How to code Differentiation in JAX with Simple Examples

JAX is a Python library for accelerated linear algebra, primarily designed for efficient and high-performance neural networks training and differential programming. This guide will walk you through simple examples of differentiation in JAX using basic Python and high school calculus concepts. This will help you to code differentiation in JAX

 What Makes JAX Special?

JAX shares the same interface as NumPy, making it familiar to NumPy users. However, JAX offers significant advantages because it can use accelerators such as GPUs and TPUs to parallelize computations, while NumPy relies solely on CPU processing JAX doesn't just distribute linear algebra calculations across the numerous cores in GPUs—it can also leverage multiple TPUs simultaneously by distributing work across multiple devices, allowing for extremely fast and efficient computations Getting Started with JAX

First, install JAX and import the necessary functions:

pip install jax

import jax.numpy as jnp
from jax import grad

Differentiating a Simple Linear Function

Let's start with a straightforward example: differentiating f(x) = 2x, which should give us 2.

def f1(x):
    return 2 * x

df1 = grad(f1)  # Create the derivative function
x = 1.0
print(float(df1(x)))  # Output: 2.0

No matter what value of x you input, the gradient will always be 2.0:

x = 2.0
print(float(df1(x)))  # 2.0
x = 3.0
print(float(df1(x)))  # 2.0

Note: JAX requires floating-point inputs rather than integers to avoid TypeError exceptions.

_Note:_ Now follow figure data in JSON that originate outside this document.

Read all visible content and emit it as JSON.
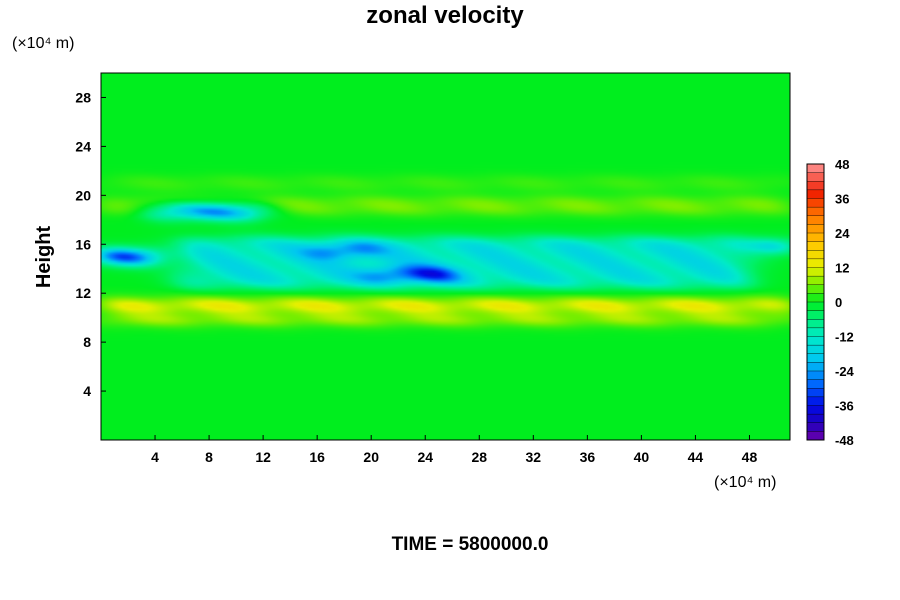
{
  "chart_data": {
    "type": "heatmap",
    "title": "zonal velocity",
    "ylabel": "Height",
    "x_unit_label": "(×10⁴ m)",
    "y_unit_label": "(×10⁴ m)",
    "footer": "TIME = 5800000.0",
    "xlim": [
      0,
      51
    ],
    "ylim": [
      0,
      30
    ],
    "x_ticks": [
      "4",
      "8",
      "12",
      "16",
      "20",
      "24",
      "28",
      "32",
      "36",
      "40",
      "44",
      "48"
    ],
    "y_ticks": [
      "4",
      "8",
      "12",
      "16",
      "20",
      "24",
      "28"
    ],
    "colorbar": {
      "min": -48,
      "max": 48,
      "ticks": [
        "48",
        "36",
        "24",
        "12",
        "0",
        "-12",
        "-24",
        "-36",
        "-48"
      ]
    },
    "field_features": [
      {
        "x": [
          0,
          51
        ],
        "y": [
          10.5,
          11.5
        ],
        "value": 14
      },
      {
        "x": [
          0,
          51
        ],
        "y": [
          9.5,
          10.2
        ],
        "value": 10
      },
      {
        "x": [
          0,
          51
        ],
        "y": [
          18.5,
          19.8
        ],
        "value": 6
      },
      {
        "x": [
          0,
          51
        ],
        "y": [
          20.5,
          21.5
        ],
        "value": 3
      },
      {
        "x": [
          0,
          4
        ],
        "y": [
          14.5,
          15.5
        ],
        "value": -40
      },
      {
        "x": [
          4,
          12
        ],
        "y": [
          18.2,
          19.2
        ],
        "value": -32
      },
      {
        "x": [
          20,
          26
        ],
        "y": [
          13,
          14
        ],
        "value": -26
      },
      {
        "x": [
          16,
          20
        ],
        "y": [
          15,
          16
        ],
        "value": -24
      },
      {
        "x": [
          49,
          51
        ],
        "y": [
          15.5,
          16.3
        ],
        "value": -30
      },
      {
        "x": [
          6,
          48
        ],
        "y": [
          12.5,
          16.5
        ],
        "value": -14
      }
    ]
  }
}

Differentiating a Quadratic Function

Let's try a quadratic equation: f(x) = x² + 5x + 10

def f2(x):
    return x ** 2 + 5 * x + 10

df2 = grad(f2)

x = 2.0
print(float(df2(x)))  # 9.0 (= 2*2 + 5)
x = 3.0
print(float(df2(x)))  # 11.0 (= 2*3 + 5)

Higher Derivatives Made Easy

Calculating second or higher derivatives in JAX is as simple as applying grad() multiple times:

def f2(x):
    return x ** 2 + 5 * x + 10

df2 = grad(f2)         # First derivative: 2x + 5
d2_f2 = grad(df2)      # Second derivative: 2

x = 2.0
print(float(d2_f2(x)))  # 2.0

This stacking capability means you can use expressions like grad(grad(grad(f(x)))) to obtain higher-order derivatives as needed.

Differentiating the Sigmoid Function

The sigmoid function is commonly used in neural networks and is more complex to differentiate manually:

def sigmoid(x):
    return 1 / (1 + jnp.exp(-x))

d_sig = grad(sigmoid)

x = 2.0
print(float(d_sig(x)))  # Approximately 0.105

Differentiating ReLU

ReLU (Rectified Linear Unit) is another popular activation function in neural networks. JAX can differentiate through conditional statements like if-else:

def ReLU(x):
    if x >= 0:
        return x
    else:
        return 0.0

d_ReLU = grad(ReLU)

print(float(d_ReLU(1.0)))   # 1.0
print(float(d_ReLU(2.0)))   # 1.0
print(float(d_ReLU(-1.0)))  # 0.0

Partial Differentiation in JAX

JAX also handles partial derivatives for multivariate functions. For f(x, y) = x² + y² + 5xy:

def f5(x, y):
    return x**2 + y**2 + 5 * x * y

# Partial derivative with respect to x
df5_dx = grad(f5, argnums=0)
# Partial derivative with respect to y
df5_dy = grad(f5, argnums=1)

x = 2.0
y = 1.0
print(float(df5_dx(x, y)))  # 2x + 5y = 2*2 + 5*1 = 9.0
print(float(df5_dy(x, y)))  # 2y + 5x = 2*1 + 5*2 = 12.0

Conclusion

This introduction provides a foundation for understanding JAX's differentiation capabilities. With these basics, you can now explore more advanced auto-differentiation features in JAX's documentation.